The MDGs were supposed to be achieved by 2015, so a further process was needed to agree and develop development goals from 2015-2030. Discussion on the post-2015 framework for international development began well in advance.

Formal debate concerning the SDGs first occurred at the 2012 United Nations conference in Rio de Janeiro.

The 192 UN member states agreed at the Rio+20 summit to start a process of designing sustainable development goals, which are “action-oriented, concise and easy to communicate, limited in number, aspirational, global in nature and universally applicable to all countries while taking into account different national realities, capacities and levels of development and respecting national policies and priorities”.
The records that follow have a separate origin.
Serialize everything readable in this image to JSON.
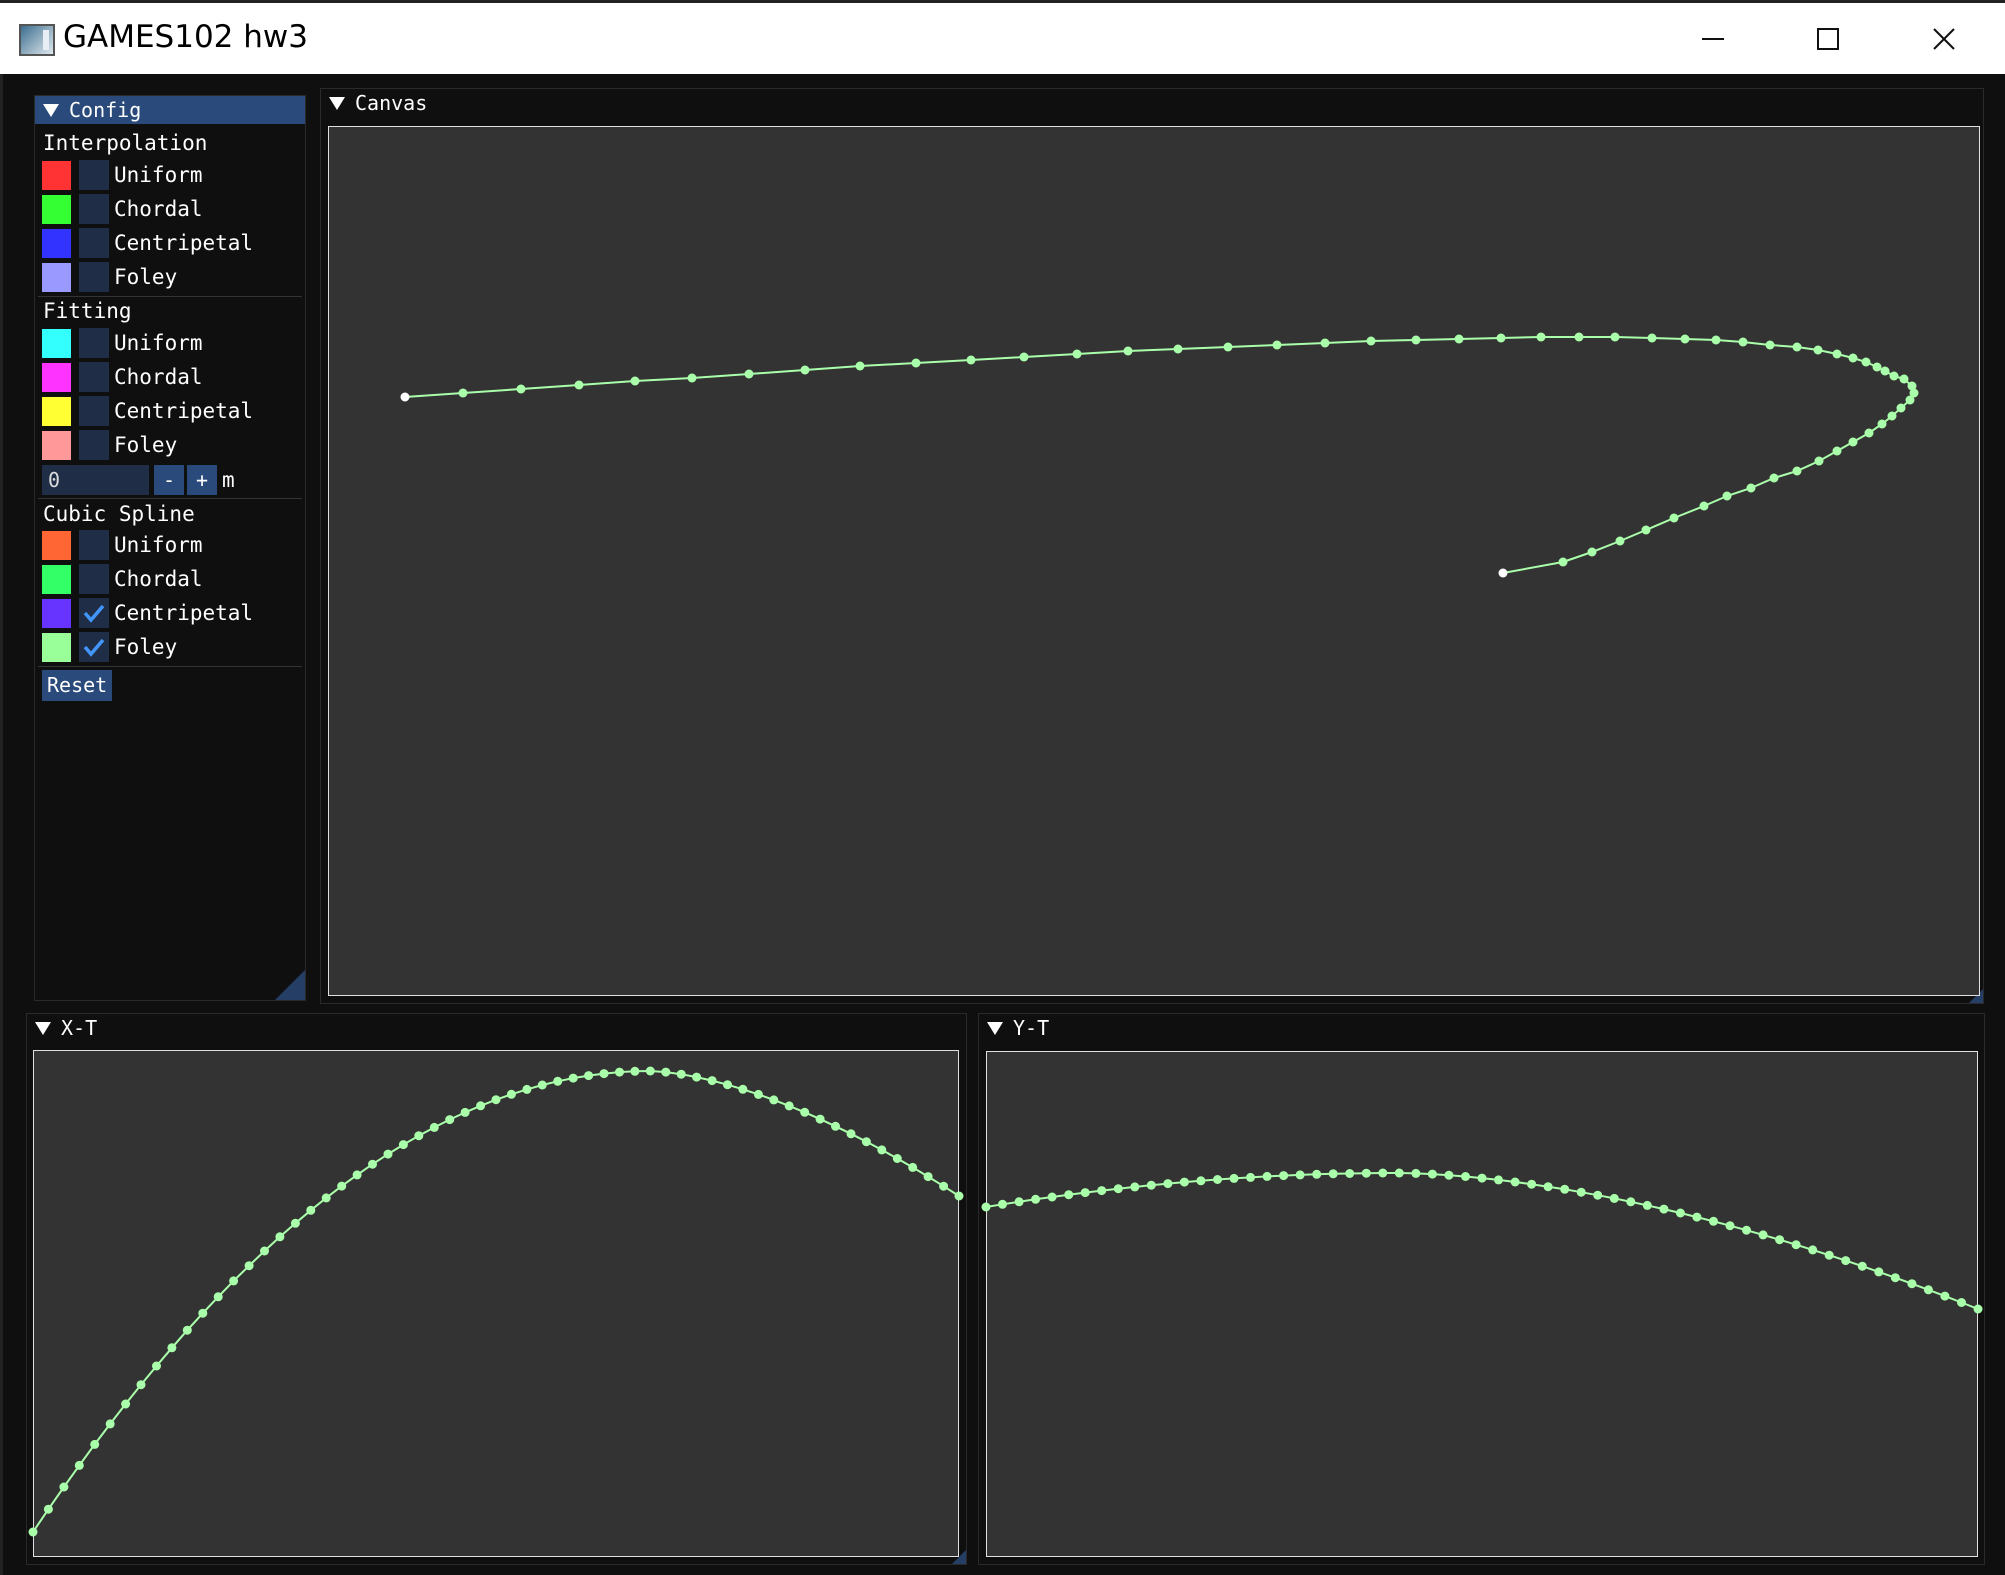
{
  "window": {
    "title": "GAMES102 hw3"
  },
  "config": {
    "panel_title": "Config",
    "interpolation": {
      "title": "Interpolation",
      "items": [
        {
          "label": "Uniform",
          "color": "#ff3333",
          "checked": false
        },
        {
          "label": "Chordal",
          "color": "#33ff33",
          "checked": false
        },
        {
          "label": "Centripetal",
          "color": "#3333ff",
          "checked": false
        },
        {
          "label": "Foley",
          "color": "#9999ff",
          "checked": false
        }
      ]
    },
    "fitting": {
      "title": "Fitting",
      "items": [
        {
          "label": "Uniform",
          "color": "#33ffff",
          "checked": false
        },
        {
          "label": "Chordal",
          "color": "#ff33ff",
          "checked": false
        },
        {
          "label": "Centripetal",
          "color": "#ffff33",
          "checked": false
        },
        {
          "label": "Foley",
          "color": "#ff9999",
          "checked": false
        }
      ],
      "m_value": "0",
      "minus_label": "-",
      "plus_label": "+",
      "m_label": "m"
    },
    "cubic_spline": {
      "title": "Cubic Spline",
      "items": [
        {
          "label": "Uniform",
          "color": "#ff6633",
          "checked": false
        },
        {
          "label": "Chordal",
          "color": "#33ff66",
          "checked": false
        },
        {
          "label": "Centripetal",
          "color": "#6633ff",
          "checked": true
        },
        {
          "label": "Foley",
          "color": "#99ff99",
          "checked": true
        }
      ]
    },
    "reset_label": "Reset"
  },
  "canvas": {
    "title": "Canvas"
  },
  "xt": {
    "title": "X-T"
  },
  "yt": {
    "title": "Y-T"
  },
  "curve_color": "#aaffaa",
  "endpoint_color": "#ffffff"
}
Sustainable development goals

This included the following goals:

End poverty in all its forms everywhere;

End hunger, achieve food security and improved nutrition and promote sustainable agriculture;

Ensure healthy lives and promote well-being for all at all ages;

Ensure inclusive and equitable quality education and promote lifelong learning opportunities for all;

Achieve gender equality and empower all women and girls;

Ensure availability and sustainable management of water and sanitation for all;

Ensure access to affordable, reliable, sustainable and modern energy for all;

Promote sustained, inclusive and sustainable economic growth, full and productive employment and decent work for all;

Build resilient infrastructure, promote inclusive and sustainable industrialization and foster innovation;

Reduce inequality within and among countries;

Make cities and human settlements inclusive, safe, resilient and sustainable;

Ensure sustainable consumption and production patterns;

Take urgent action to combat climate change and its impacts;

Conserve and sustainably use the oceans, seas and marine resources for sustainable development;

Protect, restore and promote sustainable use of terrestrial ecosystems, sustainably manage forests, combat desertification, and halt and reverse land degradation and halt biodiversity loss;

Promote peaceful and inclusive societies for sustainable development, provide access to justice for all and build effective, accountable and inclusive institutions at all levels;

Strengthen the means of implementation and revitalize the global partnership for sustainable development.